“Um homem à frente do seu tempo”. Esse foi o elogio mais frequente feito durante sessão solene realizada na Câmara dos Deputados, nesta quarta-feira (2), em homenagem ao economista Roberto Campos, que teria completado 106 anos em abril.
Com uma longa trajetória pública, Campos ajudou a criar o Banco Nacional de Desenvolvimento Econômico e Social (BNDES) e o Banco Central do Brasil (Bacen). Foi ministro do Planejamento e embaixador. Publicou vários livros, além de ter participado da implantação da caderneta de poupança, do Fundo de Garantia do Tempo de Serviço (FGTS) e do Sistema Nacional de Habitação. Roberto Campos morreu em 2001.

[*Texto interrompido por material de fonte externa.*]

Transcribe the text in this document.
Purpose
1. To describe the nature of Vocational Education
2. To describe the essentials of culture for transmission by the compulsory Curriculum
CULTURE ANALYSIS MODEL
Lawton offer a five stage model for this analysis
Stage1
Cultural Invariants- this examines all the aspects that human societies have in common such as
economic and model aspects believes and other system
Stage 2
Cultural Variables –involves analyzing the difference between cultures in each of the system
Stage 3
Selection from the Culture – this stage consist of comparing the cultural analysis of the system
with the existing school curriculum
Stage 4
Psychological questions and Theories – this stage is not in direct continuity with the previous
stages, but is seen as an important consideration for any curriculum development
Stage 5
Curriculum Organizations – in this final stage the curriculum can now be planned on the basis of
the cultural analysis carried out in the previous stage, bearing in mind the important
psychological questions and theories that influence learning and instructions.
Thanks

Roberto Campos Neto, atual presidente do Banco Central, se emocionou ao homenagear o avô na sessão solene, lembrando a defesa dele à entrada do capital estrangeiro no País, a discordância sobre a reserva de mercado e os elogios à aprovação da Lei de Responsabilidade Fiscal.
“Roberto Campos ficaria contente em saber da aprovação da reforma tributária, especialmente da Lei de Autonomia do Banco Central e mais recentemente da modernização da legislação cambial, algo que ele sempre defendeu. Como entusiasta da tecnologia, meu avô também ficaria satisfeito com os resultados do pix e do open finance e com os trabalhos em andamento para o lançamento do real digital, no âmbito da agenda de inovação que nós promovemos no Banco Central”, afirmou.
Parlamentares na sessão solene defenderam a atuação de Roberto Campos Neto no comando do Banco Central, que, segundo eles, tem sido alvo de ataques por parte de integrantes do governo federal.
O deputado Rodrigo Valadares (União-SE), que propôs a homenagem a Roberto Campos, destacou a contribuição das ideias do economista para as futuras gerações. Ele lamentou que o Brasil esteja na posição 133 em um grupo de 177 países quando se trata de liberdade econômica e salientou a importância da Frente Parlamentar do Livre Mercado.
“A semente que Roberto Campos plantou começa a gerar frutos aqui no País. Sabemos que não é algo que, em cinco ou dez anos, irá transformar a Nação, mas a semente continua a crescer”, disse o deputado.
Deputado federal
Os participantes da sessão solene também ressaltaram a atuação de Roberto Campos como deputado federal por dois mandatos e senador constituinte. Roberto Campos Neto sublinhou que o avô propôs 186 emendas durante a Assembleia Nacional Constituinte, das quais 24 foram aprovadas e 28 parcialmente aprovadas na elaboração da Constituição de 1988.